Вислиценус понимал, что Кангаров прав, хоть и врет, что ему не хочется ехать. «В самом деле, это пустая формальность», – подумал он, выходя из кабинета. Ему навстречу шла Надежда Ивановна.
«Нет, положительно, это несправедливо! – смеясь, сказала она. – Я, кажется, не знаю, что бы дала, чтобы на все это посмотреть, и меня не берут. А вас просят честью, и вы отказываетесь! Да еще ставите амбассадера в трудное положение…» – «Пусть амбассадер скажет, что я болен», – ответил нерешительно Вислиценус. Надежда Ивановна на него посмотрела. «Вот что! И ему хочется!..» «А то поехали бы, – сказала она, – я в своих интересах говорю: без вас никто толком не расскажет, ведь они ничего не видят». «Какая любопытная!..» Надежда Ивановна побежала к послу. «Поговорите еще со стариком, – посоветовала она с улыбкой (знала, что улыбка предательская), – я уверена, что он поедет». Через полчаса Кангаров с плохо скрываемым торжеством сказал ей: «Согласился, красавец! В самом деле, только голову морочил: «Ах, я так дорожу своей белоснежной революционной ризой!» Точно мне доставляет удовольствие иметь дело с придворной челядью. Но с волками жить – по-волчьи выть…» «И вовсе они уж не такие волки, – подумала Надежда Ивановна, – я на придворную челядь посмотрела бы…»
С двух часов дня секретарь почти не отходил от окна. Весь персонал посольства собрался в примыкавшей к вестибюлю гостиной первого этажа. В ней немного пахло краской и нафталином. Кангаров долго не показывался, у него происходил неприятный разговор с женой. Елена Васильевна настаивала на том, чтобы быть представленной поскорее. «Ты понимаешь, однако, что это зависит не от меня, – сдерживаясь, сказал ей Кангаров. – Как у них принято, так и будет…»

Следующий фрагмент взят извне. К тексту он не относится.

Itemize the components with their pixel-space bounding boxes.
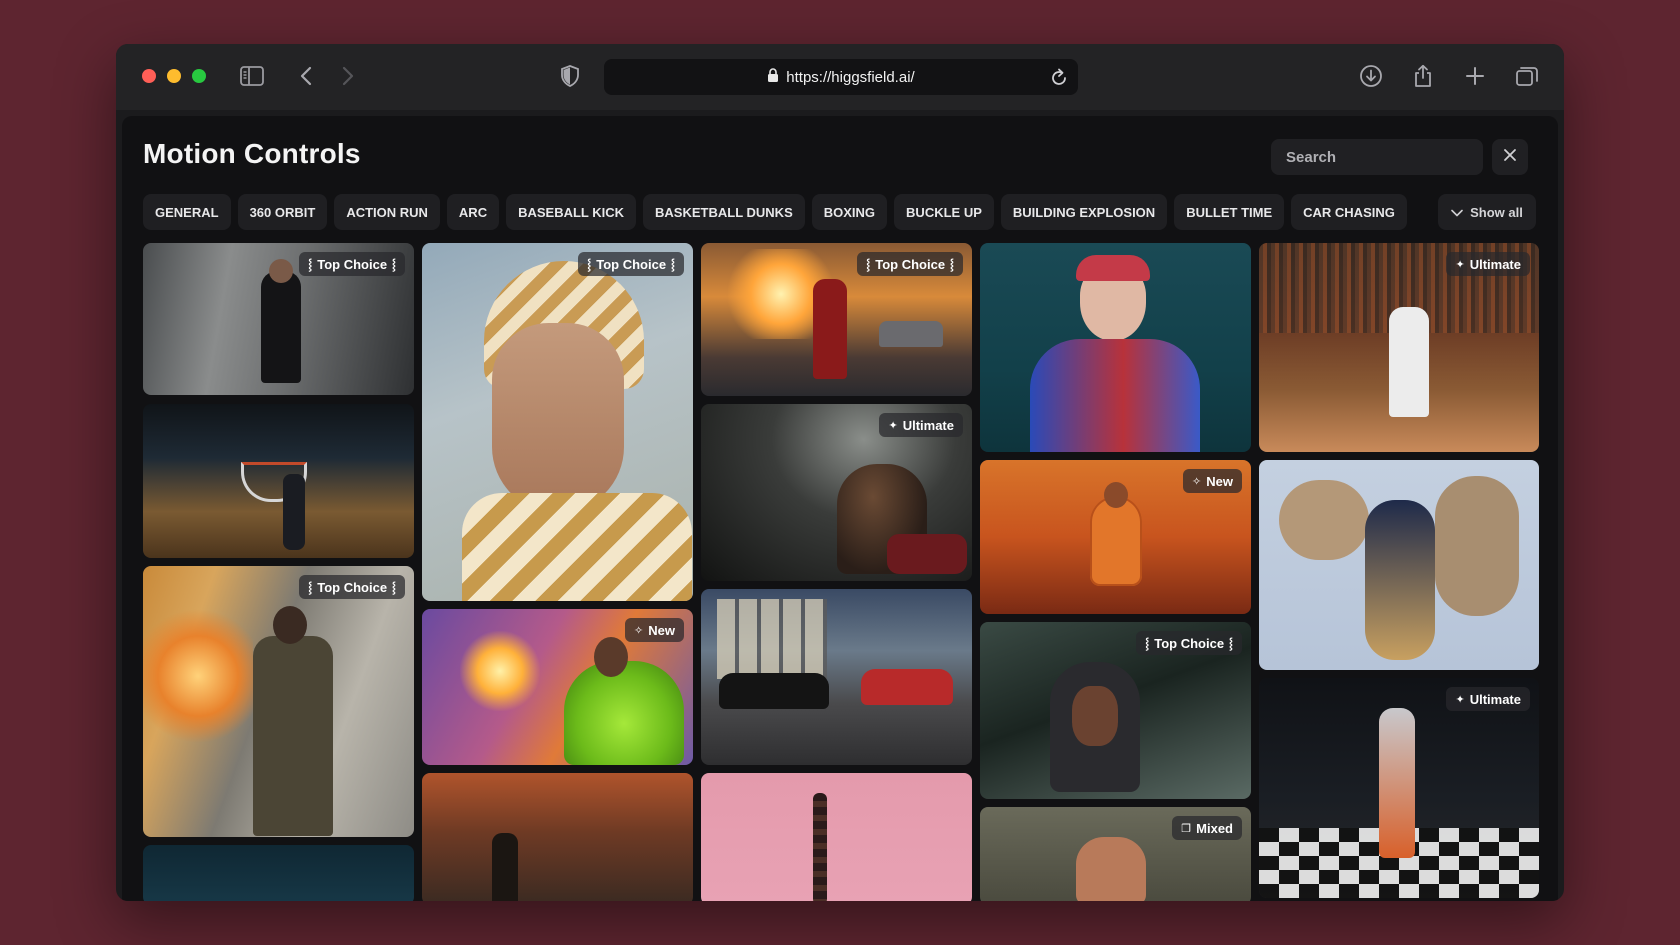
- motion-thumbnail[interactable]: ✦ Ultimate: [701, 404, 972, 581]
- new-badge: ✧ New: [1183, 469, 1242, 493]
- top-choice-badge: ⸾ Top Choice ⸾: [1136, 631, 1242, 655]
- badge-label: Top Choice: [875, 256, 946, 272]
- close-window-button[interactable]: [142, 69, 156, 83]
- address-bar[interactable]: https://higgsfield.ai/: [604, 59, 1078, 95]
- category-chip[interactable]: BASEBALL KICK: [506, 194, 637, 230]
- category-chip[interactable]: BULLET TIME: [1174, 194, 1285, 230]
- motion-thumbnail[interactable]: ✧ New: [422, 609, 693, 765]
- star-icon: ✦: [1455, 693, 1465, 706]
- category-chips: GENERAL 360 ORBIT ACTION RUN ARC BASEBAL…: [143, 194, 1407, 230]
- ultimate-badge: ✦ Ultimate: [1446, 252, 1530, 276]
- laurel-icon: ⸾: [392, 581, 396, 594]
- chevron-down-icon: [1451, 205, 1463, 220]
- search-input[interactable]: [1271, 139, 1483, 175]
- page-title: Motion Controls: [143, 138, 361, 169]
- sidebar-icon[interactable]: [238, 62, 266, 90]
- laurel-icon: ⸾: [308, 581, 313, 594]
- laurel-icon: ⸾: [1229, 637, 1233, 650]
- motion-controls-panel: Motion Controls GENERAL 360 ORBIT ACTION…: [122, 116, 1558, 901]
- ultimate-badge: ✦ Ultimate: [1446, 687, 1530, 711]
- mixed-badge: ❐ Mixed: [1172, 816, 1242, 840]
- category-chip[interactable]: BOXING: [811, 194, 888, 230]
- top-choice-badge: ⸾ Top Choice ⸾: [299, 252, 405, 276]
- laurel-icon: ⸾: [950, 258, 954, 271]
- badge-label: Top Choice: [317, 579, 388, 595]
- laurel-icon: ⸾: [308, 258, 313, 271]
- close-icon: [1503, 148, 1517, 167]
- motion-thumbnail[interactable]: ⸾ Top Choice ⸾: [143, 566, 414, 837]
- new-badge: ✧ New: [625, 618, 684, 642]
- browser-window: https://higgsfield.ai/ Motion Controls G…: [116, 44, 1564, 901]
- star-icon: ✦: [888, 419, 898, 432]
- forward-icon[interactable]: [334, 62, 362, 90]
- category-chip[interactable]: ACTION RUN: [334, 194, 440, 230]
- motion-thumbnail[interactable]: ⸾ Top Choice ⸾: [422, 243, 693, 601]
- back-icon[interactable]: [292, 62, 320, 90]
- show-all-label: Show all: [1470, 204, 1523, 220]
- category-chip[interactable]: BUILDING EXPLOSION: [1000, 194, 1168, 230]
- badge-label: Mixed: [1196, 820, 1233, 836]
- reload-icon[interactable]: [1050, 67, 1068, 91]
- browser-toolbar: https://higgsfield.ai/: [116, 44, 1564, 110]
- top-choice-badge: ⸾ Top Choice ⸾: [299, 575, 405, 599]
- motion-thumbnail[interactable]: [143, 404, 414, 558]
- category-chip[interactable]: 360 ORBIT: [237, 194, 328, 230]
- motion-thumbnail[interactable]: ✦ Ultimate: [1259, 678, 1539, 898]
- close-panel-button[interactable]: [1492, 139, 1528, 175]
- motion-thumbnail[interactable]: [1259, 460, 1539, 670]
- show-all-button[interactable]: Show all: [1438, 194, 1536, 230]
- motion-thumbnail[interactable]: ✦ Ultimate: [1259, 243, 1539, 452]
- url-text: https://higgsfield.ai/: [786, 68, 915, 86]
- laurel-icon: ⸾: [866, 258, 871, 271]
- sparkle-icon: ✧: [1192, 475, 1202, 488]
- shield-icon[interactable]: [556, 62, 584, 90]
- motion-thumbnail[interactable]: ❐ Mixed: [980, 807, 1251, 901]
- badge-label: New: [1206, 473, 1233, 489]
- motion-thumbnail[interactable]: [143, 845, 414, 901]
- badge-label: Top Choice: [1154, 635, 1225, 651]
- badge-label: Ultimate: [1469, 256, 1521, 272]
- badge-label: Top Choice: [317, 256, 388, 272]
- motion-thumbnail[interactable]: ✧ New: [980, 460, 1251, 614]
- badge-label: Ultimate: [902, 417, 954, 433]
- laurel-icon: ⸾: [392, 258, 396, 271]
- badge-label: Top Choice: [596, 256, 667, 272]
- motion-thumbnail[interactable]: ⸾ Top Choice ⸾: [701, 243, 972, 396]
- motion-thumbnail[interactable]: [701, 589, 972, 765]
- motion-thumbnail[interactable]: [980, 243, 1251, 452]
- category-chip[interactable]: GENERAL: [143, 194, 231, 230]
- download-icon[interactable]: [1357, 62, 1385, 90]
- star-icon: ✦: [1455, 258, 1465, 271]
- category-chip[interactable]: ARC: [446, 194, 500, 230]
- motion-thumbnail[interactable]: ⸾ Top Choice ⸾: [143, 243, 414, 395]
- top-choice-badge: ⸾ Top Choice ⸾: [857, 252, 963, 276]
- share-icon[interactable]: [1409, 62, 1437, 90]
- laurel-icon: ⸾: [671, 258, 675, 271]
- tabs-overview-icon[interactable]: [1513, 62, 1541, 90]
- lock-icon: [767, 67, 779, 87]
- copy-icon: ❐: [1181, 822, 1192, 835]
- badge-label: Ultimate: [1469, 691, 1521, 707]
- laurel-icon: ⸾: [1145, 637, 1150, 650]
- motion-thumbnail[interactable]: [422, 773, 693, 901]
- zoom-window-button[interactable]: [192, 69, 206, 83]
- category-chip[interactable]: CAR CHASING: [1291, 194, 1407, 230]
- badge-label: New: [648, 622, 675, 638]
- motion-thumbnail[interactable]: ⸾ Top Choice ⸾: [980, 622, 1251, 799]
- top-choice-badge: ⸾ Top Choice ⸾: [578, 252, 684, 276]
- new-tab-icon[interactable]: [1461, 62, 1489, 90]
- category-chip[interactable]: BASKETBALL DUNKS: [643, 194, 805, 230]
- motion-thumbnail[interactable]: [701, 773, 972, 901]
- ultimate-badge: ✦ Ultimate: [879, 413, 963, 437]
- sparkle-icon: ✧: [634, 624, 644, 637]
- laurel-icon: ⸾: [587, 258, 592, 271]
- category-chip[interactable]: BUCKLE UP: [894, 194, 994, 230]
- minimize-window-button[interactable]: [167, 69, 181, 83]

В гостиной настроение было шутливо-приподнятое. Особенно саркастически был настроен советник, уже немолодой человек, которого Вислиценус называл Базаровым. «Вы, Надежда Ивановна, под тургеневскую девушку, а тот гусь под Базарова», – объяснил он как-то Наде. «Это я под тургеневскую девушку!» – искренно изумилась Надежда Ивановна. «А то нешто нет?» – «Ради Бога, не говорите «нешто», вы не командарм Тамарин. Теперь никто «нешто» не говорит. А я ни под кого, я сама по себе…» Тон этого разговора показал Вислиценусу, что их отношения изменились и что он больше не Кропоткин. «Амбассадер восхитителен», – сказал вполголоса Базаров, когда Кангаров появился в гостиной. Полпред улыбнулся общему их великолепию.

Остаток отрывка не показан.